Incredible amounts of R&D devoted to optimizing its performance, broad hardware and os support, with lots of interesting languages to choose from running on top of it.


Yes, but as a browser extension technology I think it's fair to say that it has failed.


>But this sort of thing already happens all the time. You don't have the right flash player, or the right silverlight player, or the right version of Java.

For one, if you find it bad, then why would you want to add to this badness with extra web languages? If anything, what you say is a counter-example.

Second, what you describe has stopped happening to 90% of web users for like 5 years or so. Nobody caresa bout Java or Silverlight, and Flash is getting all the more obscure. Heck, major browsers like Safari don't ship it algother, and even YouTube plays without it. At worse, you lose some shitty casual games.

>The alternative is to forever have to deal with a language that by design cannot even handle integer math or unicode strings properly.

Well, we seem to be doing ok even with such a language. Besides, most languages cannot handle unicode strings properly anyway (including Java, Go, PHP, Python, Ruby and several others). There are just too many subtleties.


> if you find it bad

I don't. (Presuming that by "it" you mean "having a lot of plugins floating around".)

> Nobody caresa bout Java or Silverlight

Netflix uses Silverlight. There are an awful lot of nobodies using Netflix.

> we seem to be doing ok even with such a language

That depends on what you consider "OK". Blub users always think that things are OK.

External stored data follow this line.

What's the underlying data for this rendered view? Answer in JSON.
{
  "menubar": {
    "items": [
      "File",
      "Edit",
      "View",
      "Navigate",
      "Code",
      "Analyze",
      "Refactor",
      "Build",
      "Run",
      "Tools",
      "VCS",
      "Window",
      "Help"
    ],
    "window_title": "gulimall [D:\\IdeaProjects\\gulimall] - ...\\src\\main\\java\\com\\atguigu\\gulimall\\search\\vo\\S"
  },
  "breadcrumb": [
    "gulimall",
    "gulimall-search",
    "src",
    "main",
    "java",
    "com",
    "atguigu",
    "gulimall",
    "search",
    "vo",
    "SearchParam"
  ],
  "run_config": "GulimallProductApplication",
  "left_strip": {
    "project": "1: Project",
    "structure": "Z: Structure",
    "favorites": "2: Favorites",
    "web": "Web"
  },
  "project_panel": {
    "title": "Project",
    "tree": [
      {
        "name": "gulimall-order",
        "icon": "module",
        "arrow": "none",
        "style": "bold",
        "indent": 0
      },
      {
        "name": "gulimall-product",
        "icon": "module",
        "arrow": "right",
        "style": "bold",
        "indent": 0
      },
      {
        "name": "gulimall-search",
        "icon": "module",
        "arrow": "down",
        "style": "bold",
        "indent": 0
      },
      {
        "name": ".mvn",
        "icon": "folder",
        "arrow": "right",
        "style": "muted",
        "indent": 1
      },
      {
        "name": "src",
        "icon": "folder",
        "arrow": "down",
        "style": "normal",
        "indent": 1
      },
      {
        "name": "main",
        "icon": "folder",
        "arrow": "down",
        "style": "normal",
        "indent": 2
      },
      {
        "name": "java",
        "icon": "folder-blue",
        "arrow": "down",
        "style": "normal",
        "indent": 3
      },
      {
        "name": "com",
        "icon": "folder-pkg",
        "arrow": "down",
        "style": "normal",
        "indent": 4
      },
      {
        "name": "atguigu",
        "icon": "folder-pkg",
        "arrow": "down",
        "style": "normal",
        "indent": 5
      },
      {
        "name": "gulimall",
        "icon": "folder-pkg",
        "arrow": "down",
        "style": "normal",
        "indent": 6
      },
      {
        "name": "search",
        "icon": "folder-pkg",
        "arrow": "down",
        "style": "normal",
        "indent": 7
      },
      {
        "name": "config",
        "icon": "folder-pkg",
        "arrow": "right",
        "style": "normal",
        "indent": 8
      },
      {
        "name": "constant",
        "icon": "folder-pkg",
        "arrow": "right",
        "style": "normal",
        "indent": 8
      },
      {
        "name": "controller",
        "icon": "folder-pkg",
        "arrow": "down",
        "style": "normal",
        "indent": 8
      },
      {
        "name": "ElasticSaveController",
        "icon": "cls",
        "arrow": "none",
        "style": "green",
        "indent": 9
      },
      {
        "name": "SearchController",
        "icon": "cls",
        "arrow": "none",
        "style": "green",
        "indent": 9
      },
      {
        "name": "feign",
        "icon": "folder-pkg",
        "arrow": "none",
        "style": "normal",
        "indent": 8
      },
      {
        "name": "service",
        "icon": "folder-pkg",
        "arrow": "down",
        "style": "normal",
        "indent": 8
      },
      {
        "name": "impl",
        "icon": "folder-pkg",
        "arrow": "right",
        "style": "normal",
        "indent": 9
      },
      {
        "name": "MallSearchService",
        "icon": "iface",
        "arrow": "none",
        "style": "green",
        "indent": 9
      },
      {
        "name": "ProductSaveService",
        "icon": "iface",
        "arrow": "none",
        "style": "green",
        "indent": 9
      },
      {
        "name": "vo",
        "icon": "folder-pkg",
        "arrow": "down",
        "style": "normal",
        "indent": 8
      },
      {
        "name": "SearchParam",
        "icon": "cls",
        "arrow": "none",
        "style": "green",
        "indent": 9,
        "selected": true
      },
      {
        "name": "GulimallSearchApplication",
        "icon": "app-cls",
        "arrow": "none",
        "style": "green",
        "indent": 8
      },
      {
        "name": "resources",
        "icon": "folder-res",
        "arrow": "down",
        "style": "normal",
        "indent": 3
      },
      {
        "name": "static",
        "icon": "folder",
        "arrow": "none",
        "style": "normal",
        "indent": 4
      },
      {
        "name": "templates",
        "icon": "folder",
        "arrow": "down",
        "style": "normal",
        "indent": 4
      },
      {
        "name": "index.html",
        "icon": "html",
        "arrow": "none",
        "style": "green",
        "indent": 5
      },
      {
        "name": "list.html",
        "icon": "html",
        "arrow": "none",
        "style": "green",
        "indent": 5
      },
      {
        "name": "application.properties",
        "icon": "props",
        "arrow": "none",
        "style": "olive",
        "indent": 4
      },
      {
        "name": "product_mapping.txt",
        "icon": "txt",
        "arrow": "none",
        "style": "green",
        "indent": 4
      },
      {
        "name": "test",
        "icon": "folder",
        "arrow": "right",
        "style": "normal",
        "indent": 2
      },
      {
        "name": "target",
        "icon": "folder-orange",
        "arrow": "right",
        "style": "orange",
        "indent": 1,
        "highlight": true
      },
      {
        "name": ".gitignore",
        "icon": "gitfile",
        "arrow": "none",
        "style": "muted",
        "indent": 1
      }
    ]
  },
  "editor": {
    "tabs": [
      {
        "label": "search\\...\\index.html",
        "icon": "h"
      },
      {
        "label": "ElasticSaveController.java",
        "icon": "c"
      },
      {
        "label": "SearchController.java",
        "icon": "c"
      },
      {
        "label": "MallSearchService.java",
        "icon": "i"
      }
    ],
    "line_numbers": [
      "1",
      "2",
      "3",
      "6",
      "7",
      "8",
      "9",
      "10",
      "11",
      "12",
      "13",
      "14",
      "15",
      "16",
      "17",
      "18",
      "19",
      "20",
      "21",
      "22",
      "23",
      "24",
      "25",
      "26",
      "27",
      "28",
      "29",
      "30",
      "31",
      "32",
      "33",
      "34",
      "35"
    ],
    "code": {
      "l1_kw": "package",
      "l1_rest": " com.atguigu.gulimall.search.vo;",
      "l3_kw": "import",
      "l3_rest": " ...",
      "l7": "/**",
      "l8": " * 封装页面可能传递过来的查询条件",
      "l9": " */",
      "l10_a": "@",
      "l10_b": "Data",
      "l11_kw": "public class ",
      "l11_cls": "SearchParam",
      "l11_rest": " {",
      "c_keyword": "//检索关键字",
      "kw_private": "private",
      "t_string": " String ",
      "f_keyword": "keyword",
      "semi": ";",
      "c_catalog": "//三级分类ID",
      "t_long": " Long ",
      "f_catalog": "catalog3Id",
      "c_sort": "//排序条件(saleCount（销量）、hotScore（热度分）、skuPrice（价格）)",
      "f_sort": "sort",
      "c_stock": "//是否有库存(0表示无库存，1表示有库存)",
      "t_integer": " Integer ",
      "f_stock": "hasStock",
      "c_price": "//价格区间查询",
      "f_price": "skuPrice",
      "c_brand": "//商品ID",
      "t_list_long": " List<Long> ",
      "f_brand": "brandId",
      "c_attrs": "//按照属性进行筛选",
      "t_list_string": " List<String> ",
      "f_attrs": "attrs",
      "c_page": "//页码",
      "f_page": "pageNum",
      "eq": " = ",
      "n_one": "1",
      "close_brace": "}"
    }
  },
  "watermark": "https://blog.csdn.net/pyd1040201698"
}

> most languages cannot handle unicode strings properly

The problem with JS is that the standard requires strings to be represented internally as UTF-16, which cannot cover the entire unicode code point space. So JS's brokenness is worse than other languages because it is actually enshrined in its standard.


>That depends on what you consider "OK".

What I consider OK is that we have had great growth in the breadth, scope and capabilities of the modern web. I've been on it professionally since 1996, and followed it even before, and I don't think there's anyone who would disagree with such a statement.

From a joke environment based on plain text circa 1993-4, we know have the ability to emulate whole CPUs inside a Javascript VM, AND with usable speed. And then there's ES6 with a whole lot of additions to the language.

>Netflix uses Silverlight. There are an awful lot of nobodies using Netflix.

Well, in the US. The world is 20 times bigger than the US. I'm not even sure why US users put up with Netflix pulling this shit.

>Blub users always think that things are OK.

Well, other's have it worse. They always think that the "blub" concept, a random idea in an essay, is something that's true, universal and settled, were it's just someones opinion. The blub idea, furthermore, is about the "expression problem", and it's condescending to people by assuming that that's all that matters.

People chose to write something in C, C++, Assembly, Lisp, Haskell whatever for lots of reasons, and the success of that undertaking involves a lot more reason than "expression". Things like community, libraries, toolsets, hireability, existing codebase, documentation, speed, heck, even familiarity, play a role as much, or even more, important than the mere "expression" capability of the language.

And, statistically speaking, the oh-so-expression language people don't have much to show for it, whereas the blub C/C++ people have tens of thousands of indispensable programs used by billions. Sure, they are much less, but at one point they were much more (Lisp existed before C/C++), and they also had nice funding going on until the mid-eighties, with not much to show for it. 3-4 C people in AT&T laid the foundation for most of what we use today. Were are the equivalent non-blub people, who had an impact in fields other than PL design?


> 3-4 C people in AT&T laid the foundation for most of what we use today.

The security consultants on the 21st century know whom to thank for their jobs.